Laying out trees within a static array is a useful trick in general. Pity that the only widely used data structure that does this is the binary heap.
I’ve experimented a little with the Eytzinger layout … problem is, the data I’m searching isn’t integers, it’s strings, so each array item is really a pointer to a string. I’m sure the string comparisons take so long they outweigh the differences in layout discussed here.
Could you inline most strings that fit in e.g. 63 bits assuming you’re searching things like words in a dictionary? That way you can use the high bit to indicate a pointer jump to strings that don’t fit?

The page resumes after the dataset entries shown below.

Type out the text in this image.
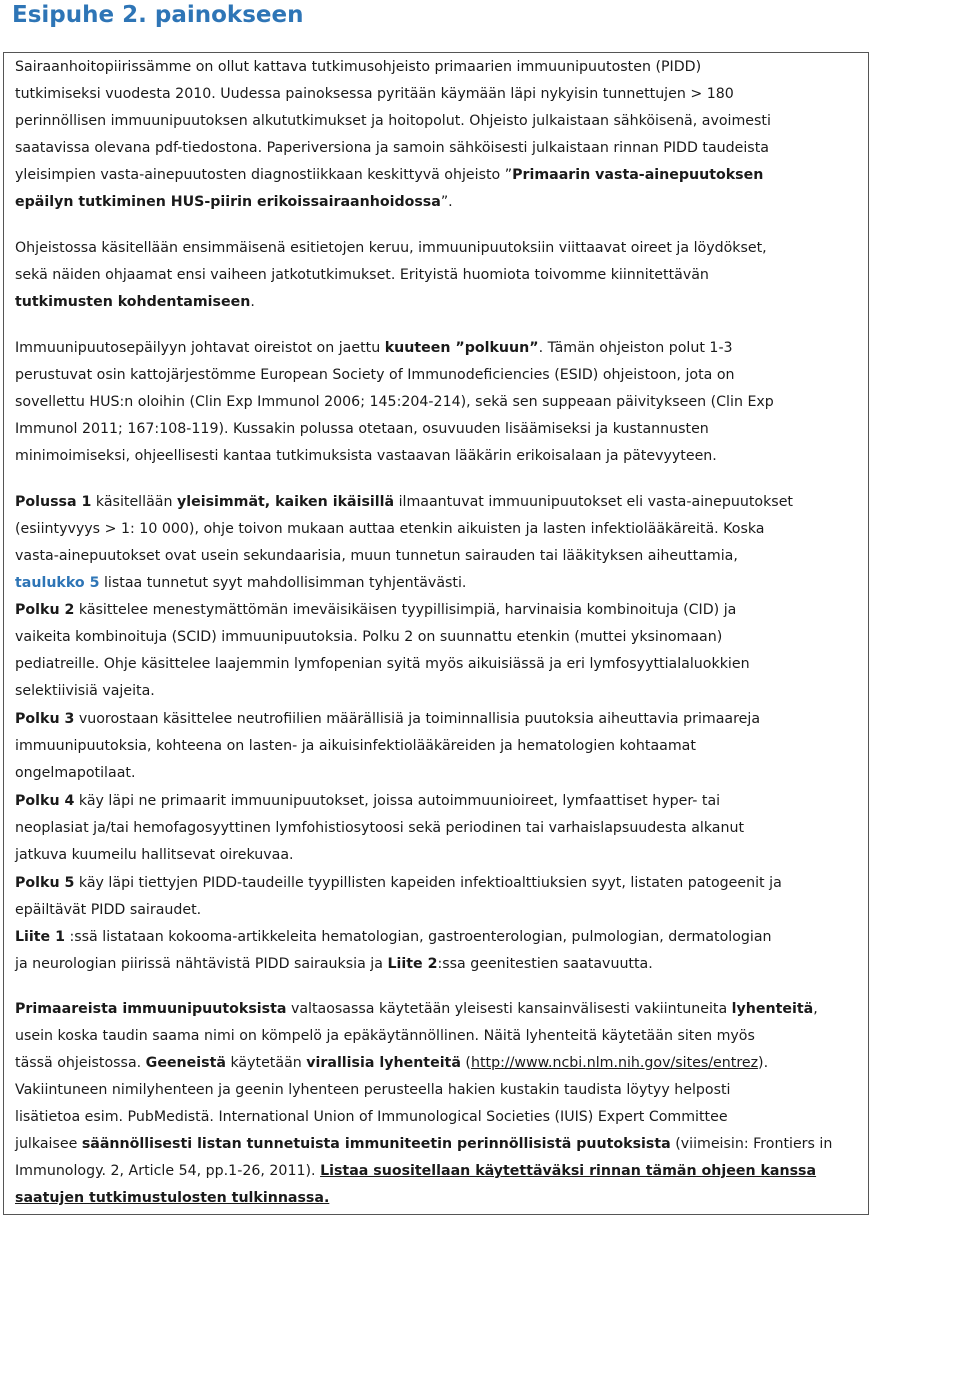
Esipuhe 2. painokseen
Sairaanhoitopiirissämme on ollut kattava tutkimusohjeisto primaarien immuunipuutosten (PIDD)
tutkimiseksi vuodesta 2010. Uudessa painoksessa pyritään käymään läpi nykyisin tunnettujen > 180
perinnöllisen immuunipuutoksen alkututkimukset ja hoitopolut. Ohjeisto julkaistaan sähköisenä, avoimesti
saatavissa olevana pdf-tiedostona. Paperiversiona ja samoin sähköisesti julkaistaan rinnan PIDD taudeista
yleisimpien vasta-ainepuutosten diagnostiikkaan keskittyvä ohjeisto ”Primaarin vasta-ainepuutoksen
epäilyn tutkiminen HUS-piirin erikoissairaanhoidossa”.
Ohjeistossa käsitellään ensimmäisenä esitietojen keruu, immuunipuutoksiin viittaavat oireet ja löydökset,
sekä näiden ohjaamat ensi vaiheen jatkotutkimukset. Erityistä huomiota toivomme kiinnitettävän
tutkimusten kohdentamiseen.
Immuunipuutosepäilyyn johtavat oireistot on jaettu kuuteen ”polkuun”. Tämän ohjeiston polut 1-3
perustuvat osin kattojärjestömme European Society of Immunodeficiencies (ESID) ohjeistoon, jota on
sovellettu HUS:n oloihin (Clin Exp Immunol 2006; 145:204-214), sekä sen suppeaan päivitykseen (Clin Exp
Immunol 2011; 167:108-119). Kussakin polussa otetaan, osuvuuden lisäämiseksi ja kustannusten
minimoimiseksi, ohjeellisesti kantaa tutkimuksista vastaavan lääkärin erikoisalaan ja pätevyyteen.
Polussa 1 käsitellään yleisimmät, kaiken ikäisillä ilmaantuvat immuunipuutokset eli vasta-ainepuutokset
(esiintyvyys > 1: 10 000), ohje toivon mukaan auttaa etenkin aikuisten ja lasten infektiolääkäreitä. Koska
vasta-ainepuutokset ovat usein sekundaarisia, muun tunnetun sairauden tai lääkityksen aiheuttamia,
taulukko 5 listaa tunnetut syyt mahdollisimman tyhjentävästi.
Polku 2 käsittelee menestymättömän imeväisikäisen tyypillisimpiä, harvinaisia kombinoituja (CID) ja
vaikeita kombinoituja (SCID) immuunipuutoksia. Polku 2 on suunnattu etenkin (muttei yksinomaan)
pediatreille. Ohje käsittelee laajemmin lymfopenian syitä myös aikuisiässä ja eri lymfosyyttialaluokkien
selektiivisiä vajeita.
Polku 3 vuorostaan käsittelee neutrofiilien määrällisiä ja toiminnallisia puutoksia aiheuttavia primaareja
immuunipuutoksia, kohteena on lasten- ja aikuisinfektiolääkäreiden ja hematologien kohtaamat
ongelmapotilaat.
Polku 4 käy läpi ne primaarit immuunipuutokset, joissa autoimmuunioireet, lymfaattiset hyper- tai
neoplasiat ja/tai hemofagosyyttinen lymfohistiosytoosi sekä periodinen tai varhaislapsuudesta alkanut
jatkuva kuumeilu hallitsevat oirekuvaa.
Polku 5 käy läpi tiettyjen PIDD-taudeille tyypillisten kapeiden infektioalttiuksien syyt, listaten patogeenit ja
epäiltävät PIDD sairaudet.
Liite 1 :ssä listataan kokooma-artikkeleita hematologian, gastroenterologian, pulmologian, dermatologian
ja neurologian piirissä nähtävistä PIDD sairauksia ja Liite 2:ssa geenitestien saatavuutta.
Primaareista immuunipuutoksista valtaosassa käytetään yleisesti kansainvälisesti vakiintuneita lyhenteitä,
usein koska taudin saama nimi on kömpelö ja epäkäytännöllinen. Näitä lyhenteitä käytetään siten myös
tässä ohjeistossa. Geeneistä käytetään virallisia lyhenteitä (http://www.ncbi.nlm.nih.gov/sites/entrez).
Vakiintuneen nimilyhenteen ja geenin lyhenteen perusteella hakien kustakin taudista löytyy helposti
lisätietoa esim. PubMedistä. International Union of Immunological Societies (IUIS) Expert Committee
julkaisee säännöllisesti listan tunnetuista immuniteetin perinnöllisistä puutoksista (viimeisin: Frontiers in
Immunology. 2, Article 54, pp.1-26, 2011). Listaa suositellaan käytettäväksi rinnan tämän ohjeen kanssa
saatujen tutkimustulosten tulkinnassa.
3
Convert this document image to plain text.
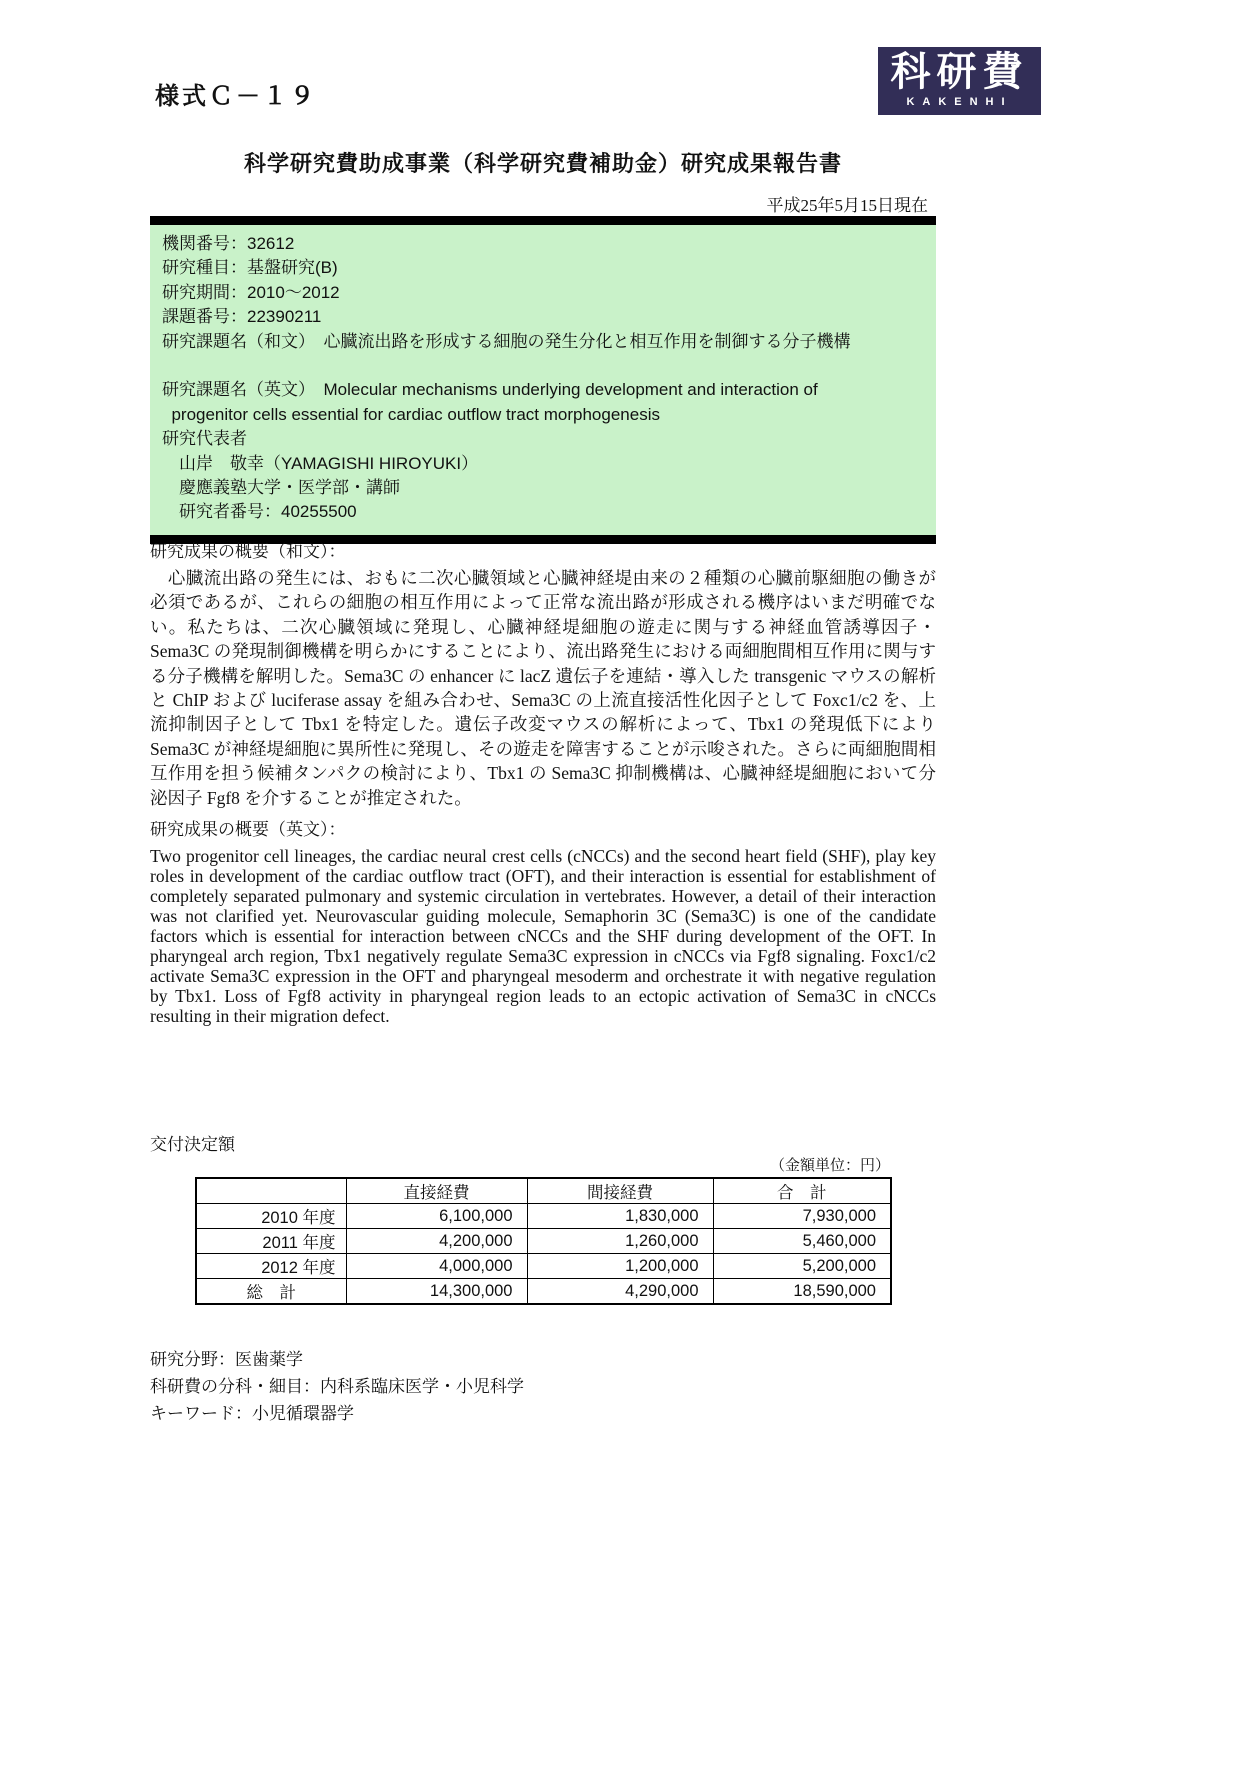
様式Ｃ－１９
科研費
KAKENHI
科学研究費助成事業（科学研究費補助金）研究成果報告書
平成25年5月15日現在
機関番号：32612
研究種目：基盤研究(B)
研究期間：2010～2012
課題番号：22390211
研究課題名（和文）　心臓流出路を形成する細胞の発生分化と相互作用を制御する分子機構

研究課題名（英文）　Molecular mechanisms underlying development and interaction of
progenitor cells essential for cardiac outflow tract morphogenesis
研究代表者
　山岸　敬幸（YAMAGISHI HIROYUKI）
　慶應義塾大学・医学部・講師
　研究者番号：40255500
研究成果の概要（和文）：

　心臓流出路の発生には、おもに二次心臓領域と心臓神経堤由来の２種類の心臓前駆細胞の働きが必須であるが、これらの細胞の相互作用によって正常な流出路が形成される機序はいまだ明確でない。私たちは、二次心臓領域に発現し、心臓神経堤細胞の遊走に関与する神経血管誘導因子・Sema3C の発現制御機構を明らかにすることにより、流出路発生における両細胞間相互作用に関与する分子機構を解明した。Sema3C の enhancer に lacZ 遺伝子を連結・導入した transgenic マウスの解析と ChIP および luciferase assay を組み合わせ、Sema3C の上流直接活性化因子として Foxc1/c2 を、上流抑制因子として Tbx1 を特定した。遺伝子改変マウスの解析によって、Tbx1 の発現低下により Sema3C が神経堤細胞に異所性に発現し、その遊走を障害することが示唆された。さらに両細胞間相互作用を担う候補タンパクの検討により、Tbx1 の Sema3C 抑制機構は、心臓神経堤細胞において分泌因子 Fgf8 を介することが推定された。

研究成果の概要（英文）：

Two progenitor cell lineages, the cardiac neural crest cells (cNCCs) and the second heart field (SHF), play key roles in development of the cardiac outflow tract (OFT), and their interaction is essential for establishment of completely separated pulmonary and systemic circulation in vertebrates. However, a detail of their interaction was not clarified yet. Neurovascular guiding molecule, Semaphorin 3C (Sema3C) is one of the candidate factors which is essential for interaction between cNCCs and the SHF during development of the OFT. In pharyngeal arch region, Tbx1 negatively regulate Sema3C expression in cNCCs via Fgf8 signaling. Foxc1/c2 activate Sema3C expression in the OFT and pharyngeal mesoderm and orchestrate it with negative regulation by Tbx1. Loss of Fgf8 activity in pharyngeal region leads to an ectopic activation of Sema3C in cNCCs resulting in their migration defect.

交付決定額
（金額単位：円）
	直接経費	間接経費	合　計
2010 年度	6,100,000	1,830,000	7,930,000
2011 年度	4,200,000	1,260,000	5,460,000
2012 年度	4,000,000	1,200,000	5,200,000
総　計	14,300,000	4,290,000	18,590,000
研究分野：医歯薬学
科研費の分科・細目：内科系臨床医学・小児科学
キーワード：小児循環器学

This would be the hash table equivalent of open-addressing with a little bit of chaining for the bigger stuff.
I might try something like that. But it turns out the biggest performance constraint of all in my code is the space the table takes up, because it lives in a page in a b-tree, and the more keys I can fit on a page, the less disk I/O there is.
I keep trying to make my code fast, but when I look at profiles, they’re all dominated by pread and pwrite. So I really shouldn’t be reading papers like this one!